Seems like Mastercard are trying to cover alot of bases
Mastercard, the payments company, is taking a big stake in Network International, the payments company servicing the Middle East.
According to a report in The Financial Times, Mastercard will take part in Network International’s initial public offering (IPO) in London in April by making a $300 million investment in the listing. It will amount to Mastercard purchasing 9.99 percent of Network International’s shares, reported The Financial Times.
feels like a traders share this alot of short term speculators gambling on the Mastercard take out making it very volatile
some can't hold longer than 2 mins before chasing another rainbow
they'll be back
Yes, it obviously is of some significance to the ESG board.
They possibly have the best insights here.
But whenever they do an RNS the shares always seem to go down, before recovering slowly in the weeks after.
FinnCap Director of Research Lorne Daniel explained:
“After missing out in the Earthport auction, Mastercard has bought Transfast. We see this as augmenting not replacing HomeSend. The Transfast acquisition will augment Mastercard’s well-defined and established strategy to dominate global payments with a range of solutions. Purchasing one of the technologies underlying Mastercard Send gives greater control, adding capacity as well as reach.”
Mastercard laying the groundwork before they buy the rest of Homesend from us
This gives the view from the house broker, FinnCap, which issued a note today:
not much thats why it was RNS R
only point is it shows Mastercards intent
and that ESG Homesend are praying Mastercard take them next
What was the point of that RSN?
Transfast is a network partner of HomeSend, offering reach and connectivity principally into Africa and Latin America, together with foreign exchange and ancillary services.
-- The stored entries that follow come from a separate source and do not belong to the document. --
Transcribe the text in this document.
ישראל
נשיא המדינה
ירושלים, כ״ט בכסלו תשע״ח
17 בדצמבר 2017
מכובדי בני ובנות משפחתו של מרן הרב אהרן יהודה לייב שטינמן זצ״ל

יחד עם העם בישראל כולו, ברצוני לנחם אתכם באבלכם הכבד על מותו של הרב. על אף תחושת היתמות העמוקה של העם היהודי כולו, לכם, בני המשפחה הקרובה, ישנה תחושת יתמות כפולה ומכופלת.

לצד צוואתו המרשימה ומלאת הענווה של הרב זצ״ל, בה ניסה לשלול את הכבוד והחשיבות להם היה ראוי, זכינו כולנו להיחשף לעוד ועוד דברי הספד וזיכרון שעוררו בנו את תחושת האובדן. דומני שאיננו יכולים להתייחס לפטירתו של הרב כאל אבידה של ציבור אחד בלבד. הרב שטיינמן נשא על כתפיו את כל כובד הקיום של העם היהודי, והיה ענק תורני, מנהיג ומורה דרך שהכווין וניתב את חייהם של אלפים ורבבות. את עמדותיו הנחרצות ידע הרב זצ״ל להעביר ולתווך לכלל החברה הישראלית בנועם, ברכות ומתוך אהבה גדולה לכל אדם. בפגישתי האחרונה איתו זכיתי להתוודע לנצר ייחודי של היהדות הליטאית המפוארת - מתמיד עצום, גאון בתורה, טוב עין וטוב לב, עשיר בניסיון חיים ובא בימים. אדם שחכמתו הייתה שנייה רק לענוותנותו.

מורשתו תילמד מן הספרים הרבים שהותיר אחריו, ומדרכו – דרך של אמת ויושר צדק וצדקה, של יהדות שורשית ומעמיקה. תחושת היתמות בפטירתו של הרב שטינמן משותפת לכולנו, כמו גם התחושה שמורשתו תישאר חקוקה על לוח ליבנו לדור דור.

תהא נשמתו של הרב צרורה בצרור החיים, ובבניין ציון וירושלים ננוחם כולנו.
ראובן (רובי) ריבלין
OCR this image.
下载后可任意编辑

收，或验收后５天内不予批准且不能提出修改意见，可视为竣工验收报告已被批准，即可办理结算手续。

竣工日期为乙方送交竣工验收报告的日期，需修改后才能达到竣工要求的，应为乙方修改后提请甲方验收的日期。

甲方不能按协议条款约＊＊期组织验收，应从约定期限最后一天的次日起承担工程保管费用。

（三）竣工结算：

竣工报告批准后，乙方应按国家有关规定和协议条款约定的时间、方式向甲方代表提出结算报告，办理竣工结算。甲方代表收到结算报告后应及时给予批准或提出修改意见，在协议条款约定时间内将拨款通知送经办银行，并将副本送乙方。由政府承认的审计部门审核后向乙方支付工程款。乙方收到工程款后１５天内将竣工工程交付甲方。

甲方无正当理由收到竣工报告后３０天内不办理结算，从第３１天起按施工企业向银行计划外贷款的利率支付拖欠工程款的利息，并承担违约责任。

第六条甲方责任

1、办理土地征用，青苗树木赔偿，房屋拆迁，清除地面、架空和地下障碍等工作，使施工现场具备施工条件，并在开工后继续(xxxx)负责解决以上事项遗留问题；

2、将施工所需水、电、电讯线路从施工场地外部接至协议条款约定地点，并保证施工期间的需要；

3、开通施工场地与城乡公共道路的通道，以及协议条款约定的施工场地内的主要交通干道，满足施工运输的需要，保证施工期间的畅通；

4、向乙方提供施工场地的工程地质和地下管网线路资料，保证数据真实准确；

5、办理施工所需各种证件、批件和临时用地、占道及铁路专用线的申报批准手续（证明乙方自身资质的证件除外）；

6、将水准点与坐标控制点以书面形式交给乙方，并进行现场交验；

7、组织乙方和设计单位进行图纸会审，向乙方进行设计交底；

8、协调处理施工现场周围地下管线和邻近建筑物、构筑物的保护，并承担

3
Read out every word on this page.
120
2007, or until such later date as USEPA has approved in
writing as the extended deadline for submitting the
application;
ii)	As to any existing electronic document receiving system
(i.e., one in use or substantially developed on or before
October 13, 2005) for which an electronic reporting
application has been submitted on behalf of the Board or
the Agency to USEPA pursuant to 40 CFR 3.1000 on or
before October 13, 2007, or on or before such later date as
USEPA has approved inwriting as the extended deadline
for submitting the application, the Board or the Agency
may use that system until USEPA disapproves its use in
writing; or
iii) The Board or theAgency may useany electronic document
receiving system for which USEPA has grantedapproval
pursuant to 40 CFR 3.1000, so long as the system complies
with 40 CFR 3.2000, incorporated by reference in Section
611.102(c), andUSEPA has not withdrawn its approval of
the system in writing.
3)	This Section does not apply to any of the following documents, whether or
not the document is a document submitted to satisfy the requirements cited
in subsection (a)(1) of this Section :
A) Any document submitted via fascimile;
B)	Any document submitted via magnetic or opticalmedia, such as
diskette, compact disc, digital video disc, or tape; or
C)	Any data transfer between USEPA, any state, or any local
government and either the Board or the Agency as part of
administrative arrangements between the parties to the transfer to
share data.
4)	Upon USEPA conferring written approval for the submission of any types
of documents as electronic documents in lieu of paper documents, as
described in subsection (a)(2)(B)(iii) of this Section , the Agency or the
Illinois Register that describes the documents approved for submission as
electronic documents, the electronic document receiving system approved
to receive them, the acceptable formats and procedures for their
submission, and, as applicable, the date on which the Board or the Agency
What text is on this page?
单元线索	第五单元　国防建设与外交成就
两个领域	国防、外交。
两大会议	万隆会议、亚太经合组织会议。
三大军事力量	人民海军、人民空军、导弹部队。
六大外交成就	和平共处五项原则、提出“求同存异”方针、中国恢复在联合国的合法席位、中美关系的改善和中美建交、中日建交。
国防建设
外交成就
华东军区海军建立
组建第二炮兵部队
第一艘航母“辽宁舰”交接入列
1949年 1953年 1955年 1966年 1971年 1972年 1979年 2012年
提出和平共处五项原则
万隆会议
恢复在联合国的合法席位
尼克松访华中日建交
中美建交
Network relationships are a critical element of HomeSend's services and HomeSend continues to grow these partnerships through several regional network partners, such as Transfast, together with HomeSend's own direct connections, to deliver across multiple markets and channels.
We live in interesting times.
This must rank close to Gordon Brown selling off much of our gold ultra cheap.
The Times today -
"The purchase of Worldpay by Fidelity National Information Services for $43 billion makes it the largest merger in the electronic payments industry.
The deal will create the world’s largest electronic payments business by market value, linking banks and credit card companies with billions of consumers who are increasingly shunning cash.
Worldpay, formerly Streamline, was set up in 1989 as a subsidiary of National Westminster Bank. Natwest was bought by Royal Bank of Scotland in 2002 and the payments business was renamed RBS Worldpay. RBS then developed the business through acquisitions in Europe and America.
In 2010 the bank sold RBS Worldpay to Advent and Bain, the private equity firms, for about £2 billion, to comply with EU rules on state aid after its £45.5 billion government bailout during the financial crisis. The private equity firms floated Worldpay five years later at a valuation of about £5 billion. At the start of last year Advent and Bain sold Worldpay to Vantiv for £8 billion.
Worldpay, headquartered in Cincinnati, Ohio, processes about 40 billion transactions a year in 126 currencies. It has 3,700 employees around the world and reported revenue of $3.9 billion last year."
The Times today -
"A payments company that handles millions of transactions a day in Africa and the Middle East is lining up London’s biggest stock market float of the year.
Network International is expected to be valued at $3 billion when it goes public next month. The offering will eclipse the debut of DWF, the law firm, which achieved a valuation of £366 million at its flotation this week.
Network International was founded in 1994 and focuses on processing payments in Africa and the Middle East. It made an underlying profit of $152 million last year on revenues of $298 million. It processed 681 million transactions for more than 65,000 merchants.
Payments businesses are in demand among investors because of the rise in ecommerce and a fall in the use of cash.
Network International yesterday announced Ron Kalifa, 57, a former chief executive of Worldpay, as its chairman.